Texas Gov. Rick Perry sounds like he's set his sights on Washington yet again

Rick Perry sounds like he's set his sights on Washington yet again

Rick Perry at mic and podium May 2013
Rick Perry took shots at the federal government during one of his last speeches as the governor of Texas.

The Republican State Convention kicked off June 5 in Fort Worth with a speech from outgoing Texas Gov. Rick Perry, but he didn't sound like a career politician heading into retirement. On the contrary, he appeared to be setting the stage for his next campaign. 

Perry's speech ran the gamut of hot-button political issues, covering education, the economy, environmental concerns and healthcare. His praise of Texas policies nearly always set up a dig at the federal government. 

"The formula of higher taxes, more spending and massive debt has weighed down our economy, and puts our nation on course to the failed policies of Detroit and Greece. There is a better way, and it’s called the Texas Way," Perry said to a crowd of about 10,000 supporters. 

 "There is a better way, and it’s called the Texas Way," Gov. Rick Perry said.

Pointing to Texas' track record of creating jobs and building businesses, Perry highlighted the differences between federal polices and those in the Lone Star State.

"Since January, 2001, Texas has created 37 percent of the private sector jobs in America," he said. "Think about that for just a moment. We are home to one in 12 Americans, but three out of every eight new jobs in America reside in Texas."

Perry shied away from calling those figures the Texas Miracle, a phrase that has grown in popularity recently. Instead, Perry offered an alternate explanation for the Lone Star State's prosperity.

"We don’t spend all the money," he said. "We don’t tax beyond what is needed. We educate our children.
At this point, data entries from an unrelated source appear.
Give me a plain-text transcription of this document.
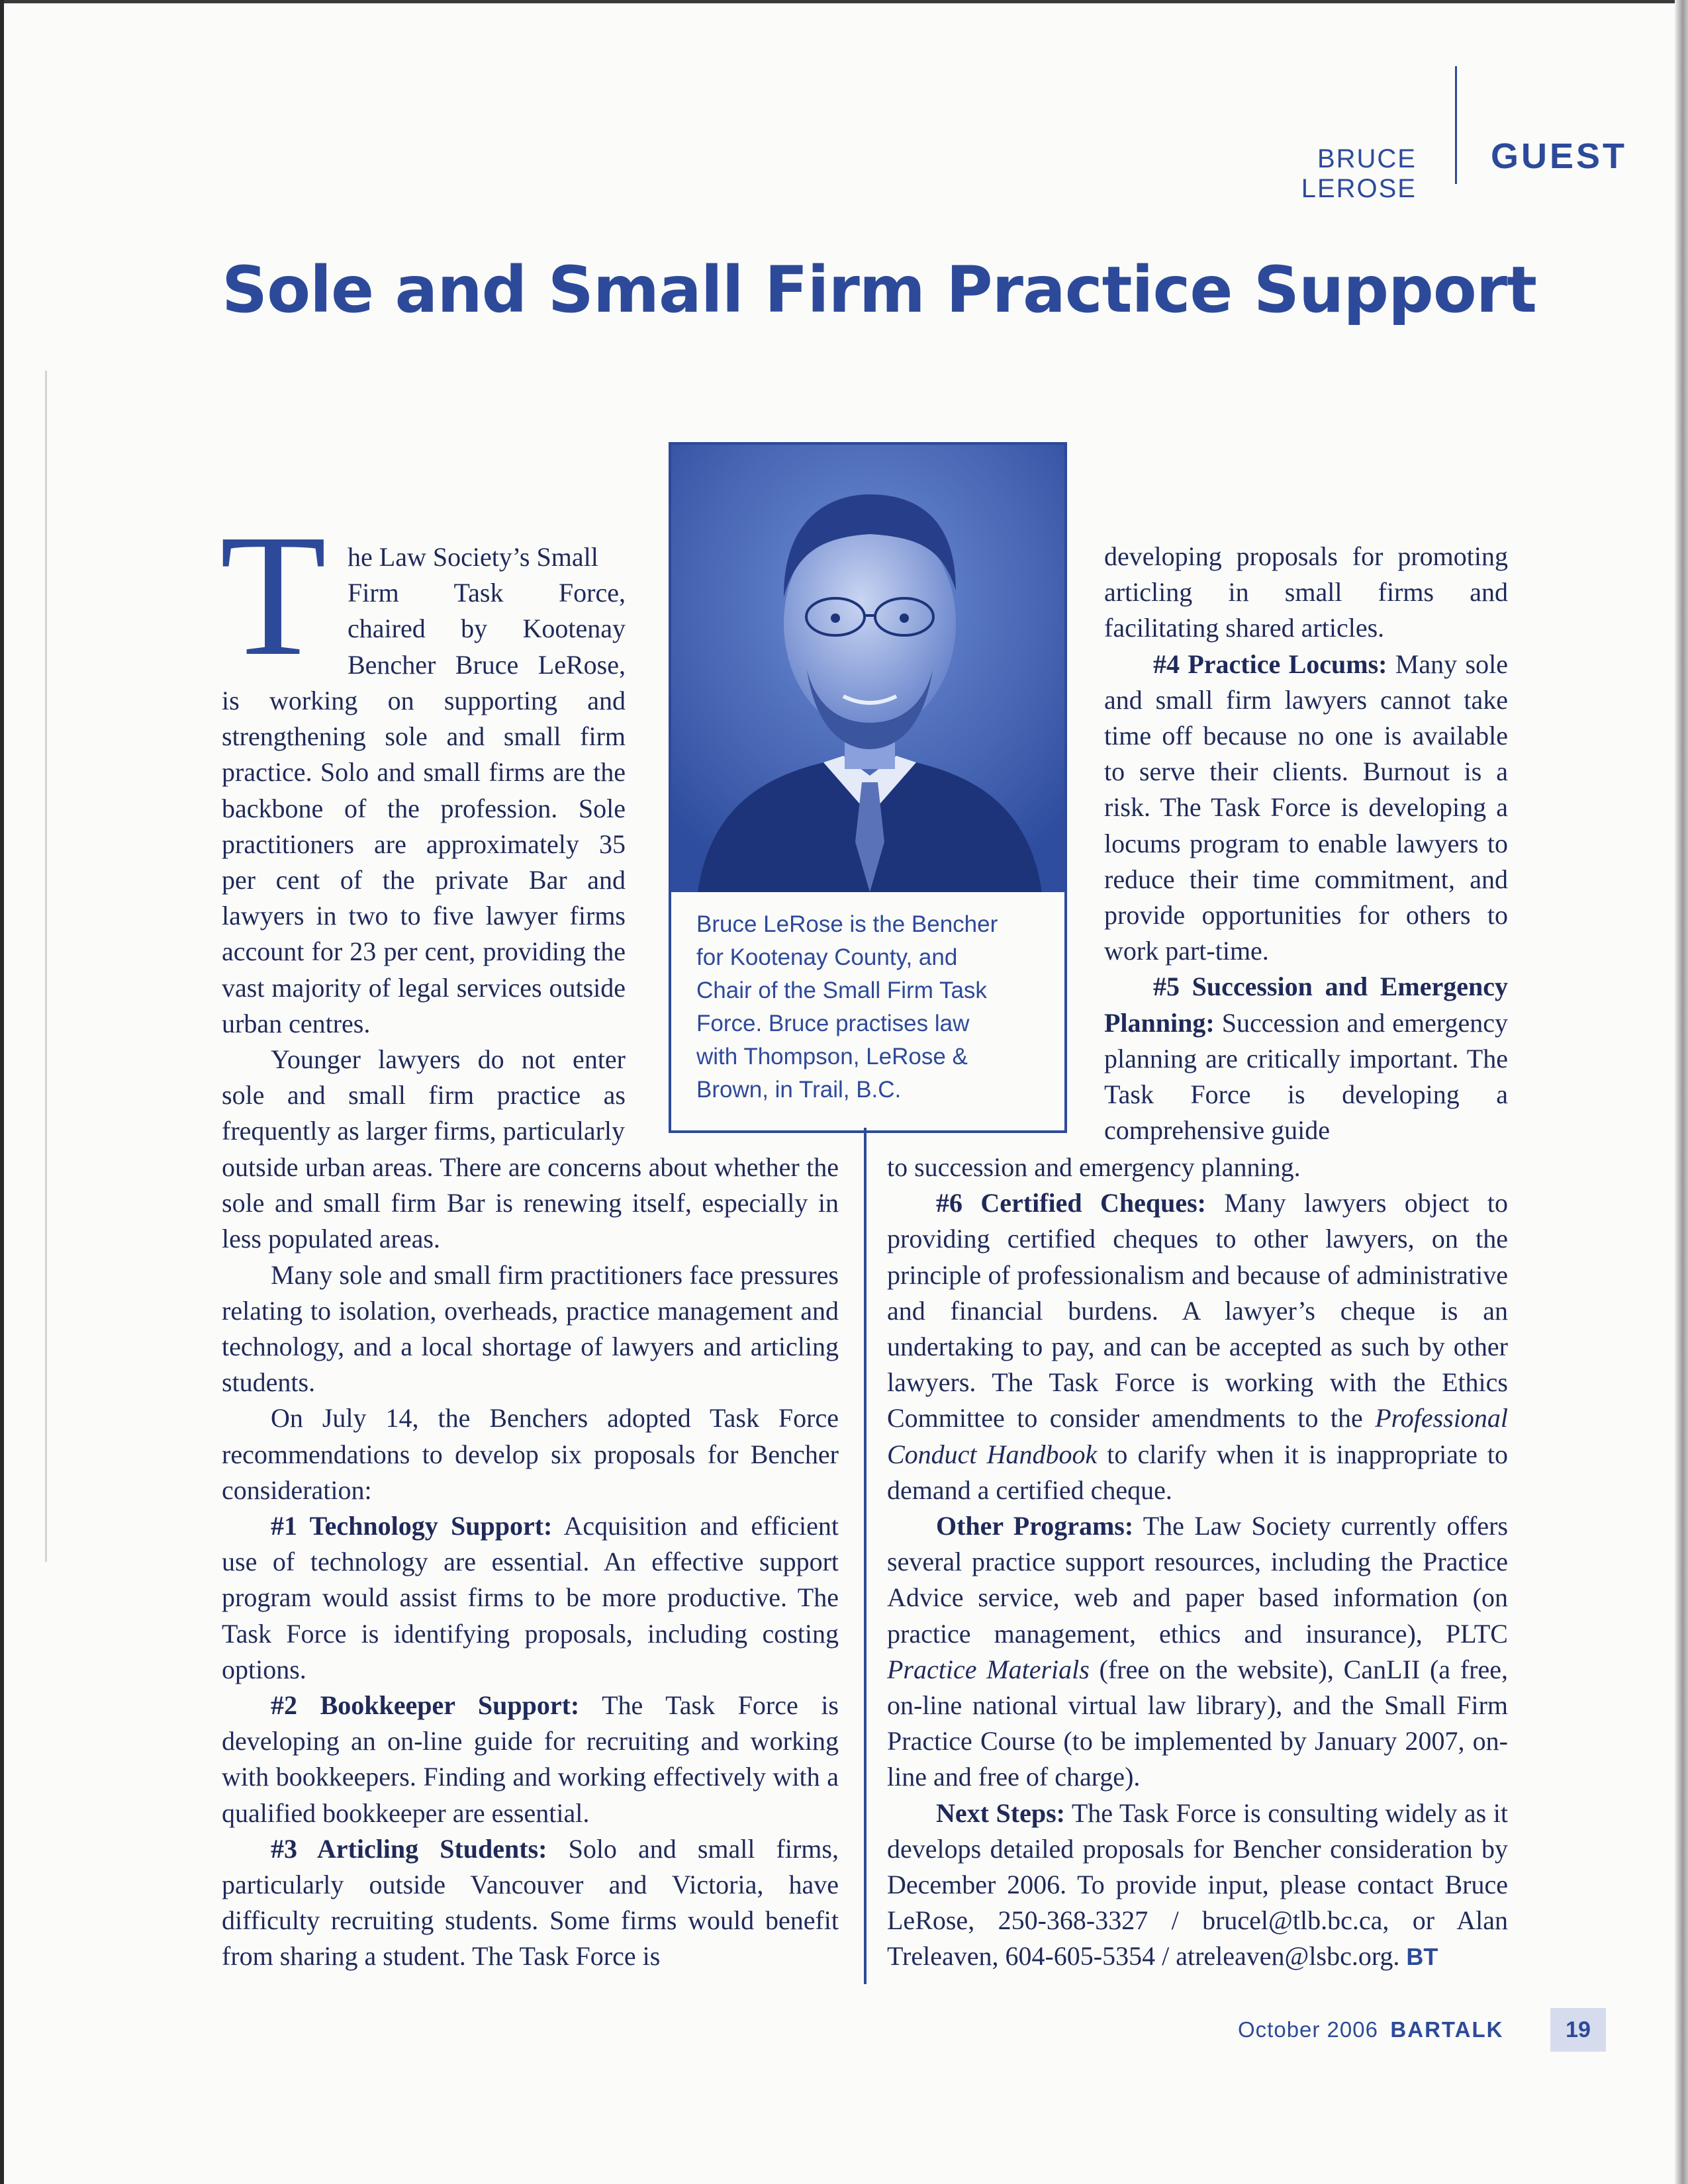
BRUCE LEROSE
GUEST
Sole and Small Firm Practice Support
T he Law Society’s Small

Firm Task Force,

chaired by Kootenay

Bencher Bruce LeRose,

is working on supporting and strengthening sole and small firm practice. Solo and small firms are the backbone of the profession. Sole practitioners are approximately 35 per cent of the private Bar and lawyers in two to five lawyer firms account for 23 per cent, providing the vast majority of legal services outside urban centres.

Younger lawyers do not enter sole and small firm practice as frequently as larger firms, particularly

outside urban areas. There are concerns about whether the sole and small firm Bar is renewing itself, especially in less populated areas.

Many sole and small firm practitioners face pressures relating to isolation, overheads, practice management and technology, and a local shortage of lawyers and articling students.

On July 14, the Benchers adopted Task Force recommendations to develop six proposals for Bencher consideration:

#1 Technology Support: Acquisition and efficient use of technology are essential. An effective support program would assist firms to be more productive. The Task Force is identifying proposals, including costing options.

#2 Bookkeeper Support: The Task Force is developing an on-line guide for recruiting and working with bookkeepers. Finding and working effectively with a qualified bookkeeper are essential.

#3 Articling Students: Solo and small firms, particularly outside Vancouver and Victoria, have difficulty recruiting students. Some firms would benefit from sharing a student. The Task Force is

Bruce LeRose is the Bencher
for Kootenay County, and
Chair of the Small Firm Task
Force. Bruce practises law
with Thompson, LeRose &
Brown, in Trail, B.C.

developing proposals for promoting articling in small firms and facilitating shared articles.

#4 Practice Locums: Many sole and small firm lawyers cannot take time off because no one is available to serve their clients. Burnout is a risk. The Task Force is developing a locums program to enable lawyers to reduce their time commitment, and provide opportunities for others to work part-time.

#5 Succession and Emergency Planning: Succession and emergency planning are critically important. The Task Force is developing a comprehensive guide

to succession and emergency planning.

#6 Certified Cheques: Many lawyers object to providing certified cheques to other lawyers, on the principle of professionalism and because of administrative and financial burdens. A lawyer’s cheque is an undertaking to pay, and can be accepted as such by other lawyers. The Task Force is working with the Ethics Committee to consider amendments to the Professional Conduct Handbook to clarify when it is inappropriate to demand a certified cheque.

Other Programs: The Law Society currently offers several practice support resources, including the Practice Advice service, web and paper based information (on practice management, ethics and insurance), PLTC Practice Materials (free on the website), CanLII (a free, on-line national virtual law library), and the Small Firm Practice Course (to be implemented by January 2007, on-line and free of charge).

Next Steps: The Task Force is consulting widely as it develops detailed proposals for Bencher consideration by December 2006. To provide input, please contact Bruce LeRose, 250-368-3327 / brucel@tlb.bc.ca, or Alan Treleaven, 604-605-5354 / atreleaven@lsbc.org. BT

October 2006 BARTALK	19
We implement reasonable regulations and we stop frivolous lawsuits."

When he wasn't bashing Washington, Perry hit on education issues, calling out the success of Texas charter schools and naming KIPP Academy as an example. 
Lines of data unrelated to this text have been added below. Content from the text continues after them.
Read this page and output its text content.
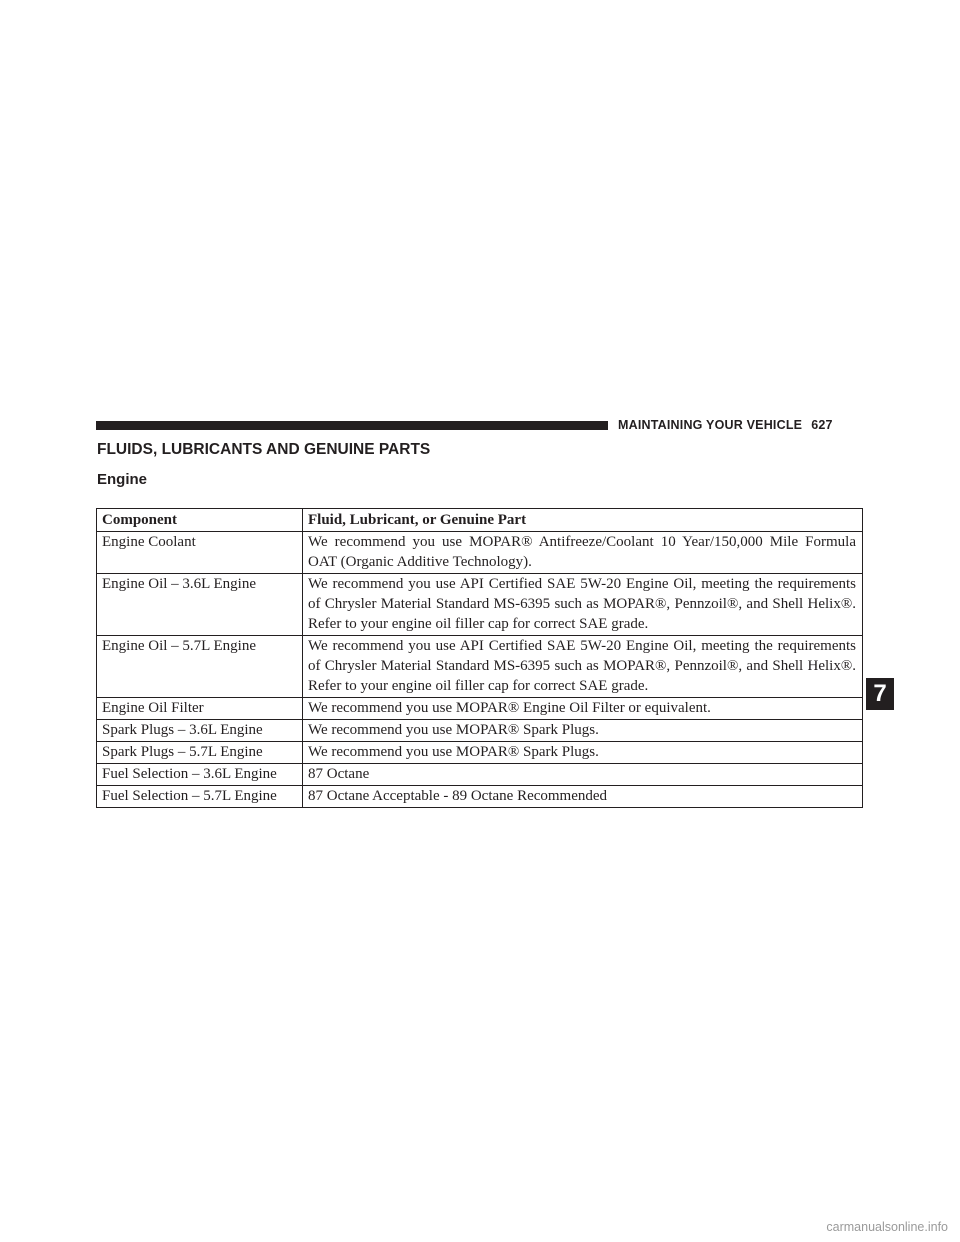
MAINTAINING YOUR VEHICLE 627
FLUIDS, LUBRICANTS AND GENUINE PARTS
Engine
Component	Fluid, Lubricant, or Genuine Part
Engine Coolant	We recommend you use MOPAR® Antifreeze/Coolant 10 Year/150,000 Mile Formula OAT (Organic Additive Technology).
Engine Oil – 3.6L Engine	We recommend you use API Certified SAE 5W-20 Engine Oil, meeting the requirements of Chrysler Material Standard MS-6395 such as MOPAR®, Pennzoil®, and Shell Helix®. Refer to your engine oil filler cap for correct SAE grade.
Engine Oil – 5.7L Engine	We recommend you use API Certified SAE 5W-20 Engine Oil, meeting the requirements of Chrysler Material Standard MS-6395 such as MOPAR®, Pennzoil®, and Shell Helix®. Refer to your engine oil filler cap for correct SAE grade.
Engine Oil Filter	We recommend you use MOPAR® Engine Oil Filter or equivalent.
Spark Plugs – 3.6L Engine	We recommend you use MOPAR® Spark Plugs.
Spark Plugs – 5.7L Engine	We recommend you use MOPAR® Spark Plugs.
Fuel Selection – 3.6L Engine	87 Octane
Fuel Selection – 5.7L Engine	87 Octane Acceptable - 89 Octane Recommended
7
carmanualsonline.info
"We haven’t forced students trapped in failing schools to accept a fate of mediocrity. Instead, we have approved over 200 charter schools across Texas, giving at-risk students a chance at life," he said.
Education is one of the few areas where Perry does support government intervention. "Government must do a few things, and do them well. It must fund good roads, reliable power, clean water and great schools," he said. "But government can’t be all things to all people. It can only create an environment where those who work hard and dream big have a shot at success."
Calling The Affordable Healthcare Act "federal blackmail," Perry put a positive spin on leaving millions of dollars on the table.
"Some states took the bait of ObamaCare, and expanded Medicaid. We did not," Perry said, adding. "Federal money is not free. It is the fruit of taxpayers’ labor."